We are interested in Natural Language Inference (NLI) on medical data using CANINE, a pre-trained tokenization-free encoder, that operates directly on character sequences without explicit tokenization and a fixed vocabulary, it is available in this repo. We want to predict the relation between a hypothesis and a premise as: Entailement, Contraction or Neutral using MedNLI, a medical dataset annotated by doctors for NLI. We will also use BERT.
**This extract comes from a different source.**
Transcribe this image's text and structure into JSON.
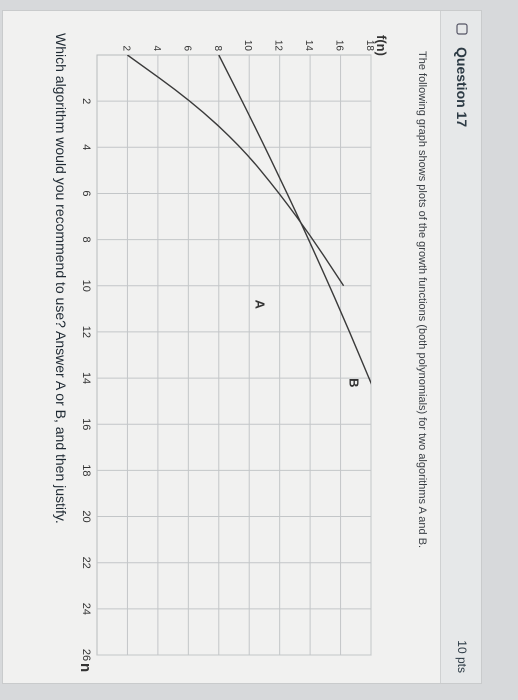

This work is part of a project in the course Algorithms for speech and natural language processing at the MVA master program. The repo for the project with more experiments using CANINE for different NLP tasks can be found here.
# Clone this repository
git clone https://github.com/loubnabnl/canine-mednli.git
cd canine-mednli/
# Install packages
pip install -r requirements.txt
Access for the data can be requested here. It contains a training, validation and test set with pairs of sentences along with the label of their relation. The data must be placed in the folder data/
.
To use our fine-tuned BERT and CANINE models on MedNLI, you can download the weights in this link, and you should place them in the folder trained-models/
.
To train a new model on MedNLI you can run the following command
python main.py --model canine --noisy False
Since CANINE doesn't use a fixed vocabulary, it can be intresting to use it on noisy data where there are many out-of-vocabulary words, mispellings and errors. We provide code to generate noisy versions of MedNLI for a given noise level, by adding, deleting replacing and swapping letters in the words. You can run the following commands:
cd ./utils
python noisy_data.py --noise_level 0.4
To train and evaluate CANINE on noisy data, you can run:
python main.py --model canine --noisy True
Results on clean data:
Model | Test accuracy |
---|---|
BERT | 77.6±0.6 |
CANINE-C | 73.07±0.3 |
Results of noise robustness experiments: the left plot correponds to training on clean data and testing on noisy data and the right plot corresponds to the training on noisy data as well
For the NLI task on clean MedNLI we get an accuracy of 77.6% using BERT and an accuracy of 73.07% using CANINE. However when we add a noise with probability 0.4 to the test data, the performance of BERT drops to 59.92% while the accuarcy of CANINE drops only to 65.75%. Training the models on noisy data results in an improvement for both models but CANINE is still preferred to BERT with a 1.4% difference in accuracy. This suggests that CANINE can be more suitable for noisy text than BERT, but for clean data we didn't see and advantadge for CANINE in this task.